Purchase Intent Prediction
Validated

AUC

0.746

Accuracy

70.9%

Dataset
NeuMa (Georgiadis et al., 2023, Nature Scientific Data)
What
41 participants viewing real supermarket brochures with EEG + eye-tracking. Participants selected products they intended to buy.
Task
Predict Buy vs NoBuy from EEG activity during ad viewing
Segments
405 labeled EEG segments (251 Buy, 154 NoBuy)
Published
Nature Scientific Data, 2023
Cognitive Load Detection
Validated

AUC

0.705

Accuracy

60.8%

Dataset
GSR Mental Workload Collection
What
44 real galvanic skin response recordings during high vs low cognitive workload tasks
Task
Distinguish high vs low mental workload from physiological arousal
Attention Prediction
Research-grounded

0.842

Dataset
Synthetic (grounded in Pieters & Wedel 2004, Itti & Koch 1998)
What
2,000 synthetic samples with feature weights derived from published eye-tracking research
Task
Predict attention capture score from visual properties
Emotional Engagement
Research-grounded

0.781

Dataset
Synthetic (grounded in Cahill & McGaugh 1998, Elliot & Maier 2014)
Memory Encoding
Research-grounded

0.758

Dataset
Synthetic (grounded in Paivio 1973, Hunt 1995)
Cognitive Load (Visual)
Research-grounded

0.853

Dataset
Synthetic (grounded in Mayer & Moreno 2003, Reber et al. 2004)

What These Numbers Mean

AUC (Area Under ROC Curve) measures how well a model distinguishes between two classes. An AUC of 0.5 is random chance, 1.0 is perfect. Our NeuMa purchase intent model at 0.746 means it correctly identifies Buy vs NoBuy decisions from EEG data nearly 75% of the time — trained on real brain recordings during real advertising viewing.

R² (coefficient of determination) measures how much variance in the target score a model explains. Our attention model at R² 0.842 means it captures 84% of the factors that drive visual attention in advertising.

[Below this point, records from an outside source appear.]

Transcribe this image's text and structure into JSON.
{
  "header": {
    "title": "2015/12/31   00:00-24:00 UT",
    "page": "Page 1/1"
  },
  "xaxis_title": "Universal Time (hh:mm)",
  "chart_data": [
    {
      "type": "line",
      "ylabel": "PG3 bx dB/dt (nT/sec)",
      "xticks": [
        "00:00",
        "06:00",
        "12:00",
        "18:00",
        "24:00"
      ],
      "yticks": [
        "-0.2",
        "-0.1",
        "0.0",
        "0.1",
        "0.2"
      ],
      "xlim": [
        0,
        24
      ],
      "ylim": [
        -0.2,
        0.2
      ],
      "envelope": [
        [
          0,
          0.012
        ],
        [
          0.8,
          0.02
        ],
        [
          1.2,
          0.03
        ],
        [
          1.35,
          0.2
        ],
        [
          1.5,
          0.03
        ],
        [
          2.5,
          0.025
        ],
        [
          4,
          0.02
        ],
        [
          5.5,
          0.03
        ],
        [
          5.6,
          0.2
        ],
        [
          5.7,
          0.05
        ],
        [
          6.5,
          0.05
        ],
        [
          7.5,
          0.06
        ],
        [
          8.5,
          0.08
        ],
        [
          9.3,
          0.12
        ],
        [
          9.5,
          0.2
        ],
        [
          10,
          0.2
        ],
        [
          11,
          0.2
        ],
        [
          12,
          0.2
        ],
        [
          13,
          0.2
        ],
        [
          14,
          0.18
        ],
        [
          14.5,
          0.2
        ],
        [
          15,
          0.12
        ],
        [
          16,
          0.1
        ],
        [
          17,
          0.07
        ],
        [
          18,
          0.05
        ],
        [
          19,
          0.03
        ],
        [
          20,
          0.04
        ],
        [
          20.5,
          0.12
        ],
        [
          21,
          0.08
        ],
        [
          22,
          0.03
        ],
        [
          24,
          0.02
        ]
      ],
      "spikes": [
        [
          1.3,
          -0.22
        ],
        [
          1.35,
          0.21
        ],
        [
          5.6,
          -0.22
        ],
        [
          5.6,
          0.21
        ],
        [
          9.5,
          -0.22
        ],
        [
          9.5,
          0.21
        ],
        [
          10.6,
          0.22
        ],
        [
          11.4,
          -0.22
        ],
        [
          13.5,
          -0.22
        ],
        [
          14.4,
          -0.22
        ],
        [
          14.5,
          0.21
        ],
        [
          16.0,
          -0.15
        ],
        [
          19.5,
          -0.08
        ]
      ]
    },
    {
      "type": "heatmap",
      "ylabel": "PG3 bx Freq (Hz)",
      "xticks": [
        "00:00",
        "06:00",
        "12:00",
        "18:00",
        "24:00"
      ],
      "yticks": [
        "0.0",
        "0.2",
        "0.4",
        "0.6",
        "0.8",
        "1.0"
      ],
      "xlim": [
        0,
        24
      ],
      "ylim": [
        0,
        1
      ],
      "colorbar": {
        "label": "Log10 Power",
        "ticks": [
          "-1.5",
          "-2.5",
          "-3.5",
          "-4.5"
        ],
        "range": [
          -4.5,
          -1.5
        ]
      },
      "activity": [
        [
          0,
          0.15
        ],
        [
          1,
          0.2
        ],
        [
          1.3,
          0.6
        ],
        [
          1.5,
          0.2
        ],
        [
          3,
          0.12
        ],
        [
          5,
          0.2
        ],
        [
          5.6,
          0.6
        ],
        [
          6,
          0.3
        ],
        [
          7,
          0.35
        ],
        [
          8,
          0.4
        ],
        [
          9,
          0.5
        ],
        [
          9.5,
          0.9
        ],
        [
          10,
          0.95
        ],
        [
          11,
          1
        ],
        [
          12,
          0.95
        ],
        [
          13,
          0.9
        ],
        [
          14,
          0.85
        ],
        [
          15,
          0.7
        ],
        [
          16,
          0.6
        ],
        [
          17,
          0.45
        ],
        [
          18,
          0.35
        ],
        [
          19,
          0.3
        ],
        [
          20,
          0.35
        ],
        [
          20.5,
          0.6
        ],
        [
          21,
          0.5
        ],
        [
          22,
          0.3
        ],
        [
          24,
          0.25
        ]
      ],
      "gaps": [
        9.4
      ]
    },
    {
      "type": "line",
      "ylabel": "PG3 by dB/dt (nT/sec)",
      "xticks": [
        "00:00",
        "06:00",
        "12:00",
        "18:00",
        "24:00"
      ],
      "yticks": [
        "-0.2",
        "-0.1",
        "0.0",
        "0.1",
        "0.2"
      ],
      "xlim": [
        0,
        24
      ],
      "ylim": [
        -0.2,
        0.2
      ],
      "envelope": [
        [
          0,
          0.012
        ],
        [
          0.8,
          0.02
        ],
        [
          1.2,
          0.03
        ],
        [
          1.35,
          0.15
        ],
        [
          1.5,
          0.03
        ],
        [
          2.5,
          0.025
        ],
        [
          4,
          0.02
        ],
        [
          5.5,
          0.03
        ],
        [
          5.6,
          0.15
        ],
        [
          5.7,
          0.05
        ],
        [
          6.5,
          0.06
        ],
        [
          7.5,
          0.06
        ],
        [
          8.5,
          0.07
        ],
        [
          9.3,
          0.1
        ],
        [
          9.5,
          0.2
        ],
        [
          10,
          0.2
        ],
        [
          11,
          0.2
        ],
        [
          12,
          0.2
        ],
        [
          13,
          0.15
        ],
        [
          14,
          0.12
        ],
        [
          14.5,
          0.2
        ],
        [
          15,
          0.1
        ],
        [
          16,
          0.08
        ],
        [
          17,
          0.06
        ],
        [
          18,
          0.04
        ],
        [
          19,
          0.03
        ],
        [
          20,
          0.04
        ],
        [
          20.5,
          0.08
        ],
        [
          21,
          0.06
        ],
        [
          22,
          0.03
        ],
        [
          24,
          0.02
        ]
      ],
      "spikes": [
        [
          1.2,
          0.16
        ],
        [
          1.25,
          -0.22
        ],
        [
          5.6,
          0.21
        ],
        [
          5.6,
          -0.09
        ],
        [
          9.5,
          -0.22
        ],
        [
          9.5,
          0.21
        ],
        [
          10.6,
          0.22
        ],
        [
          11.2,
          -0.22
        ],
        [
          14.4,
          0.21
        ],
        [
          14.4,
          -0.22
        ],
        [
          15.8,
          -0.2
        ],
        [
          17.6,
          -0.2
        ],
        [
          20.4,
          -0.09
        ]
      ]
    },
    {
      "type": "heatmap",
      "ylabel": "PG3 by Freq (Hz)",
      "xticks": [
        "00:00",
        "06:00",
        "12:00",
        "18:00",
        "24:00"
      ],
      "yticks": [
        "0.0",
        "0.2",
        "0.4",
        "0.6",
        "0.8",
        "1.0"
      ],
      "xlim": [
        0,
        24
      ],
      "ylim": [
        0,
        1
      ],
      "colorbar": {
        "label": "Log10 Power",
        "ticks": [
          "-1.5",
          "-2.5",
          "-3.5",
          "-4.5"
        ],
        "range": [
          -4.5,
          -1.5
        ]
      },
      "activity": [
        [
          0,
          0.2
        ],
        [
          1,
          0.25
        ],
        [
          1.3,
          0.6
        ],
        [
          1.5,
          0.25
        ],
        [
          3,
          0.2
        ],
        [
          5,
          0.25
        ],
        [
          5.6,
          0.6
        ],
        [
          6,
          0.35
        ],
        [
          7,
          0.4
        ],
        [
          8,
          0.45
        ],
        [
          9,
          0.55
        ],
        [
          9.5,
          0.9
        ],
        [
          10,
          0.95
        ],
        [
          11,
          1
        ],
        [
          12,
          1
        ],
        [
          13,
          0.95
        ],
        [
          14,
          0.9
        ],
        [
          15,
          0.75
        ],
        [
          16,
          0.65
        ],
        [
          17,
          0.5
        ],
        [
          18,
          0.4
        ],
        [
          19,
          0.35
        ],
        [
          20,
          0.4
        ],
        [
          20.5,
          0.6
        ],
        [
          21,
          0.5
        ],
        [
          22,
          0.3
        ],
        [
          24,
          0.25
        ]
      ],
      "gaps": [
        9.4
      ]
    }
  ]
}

For context, published state-of-the-art on DEAP emotion classification from EEG achieves 55–65% accuracy with classical ML. Our NeuMa model at 70.9% accuracy on a neuromarketing-specific task demonstrates that domain-specific training data matters.

Validation Roadmap

  • NeuMa EEG purchase intent validation (AUC 0.746)
  • GSR cognitive workload validation (AUC 0.705)
  • Research-grounded synthetic models (5 models, R² 0.76–0.85)
  • Tufts fNIRS cognitive load model (68 participants, in progress)
  • Saliency heatmap vs MIT eye-tracking benchmark (planned)
  • Customer outcome validation: prediction vs actual campaign performance (collecting data)
  • Hardware validation: Emotiv EEG + Tobii eye-tracking comparison (Month 5–6)

Data Transparency

All validation datasets are publicly available:

  • NeuMa: figshare.com (Georgiadis et al., 2023)
  • DEAP: Queen Mary University of London
  • GSR Workload: Kaggle open dataset
  • Our model code and training scripts are documented on our methodology page.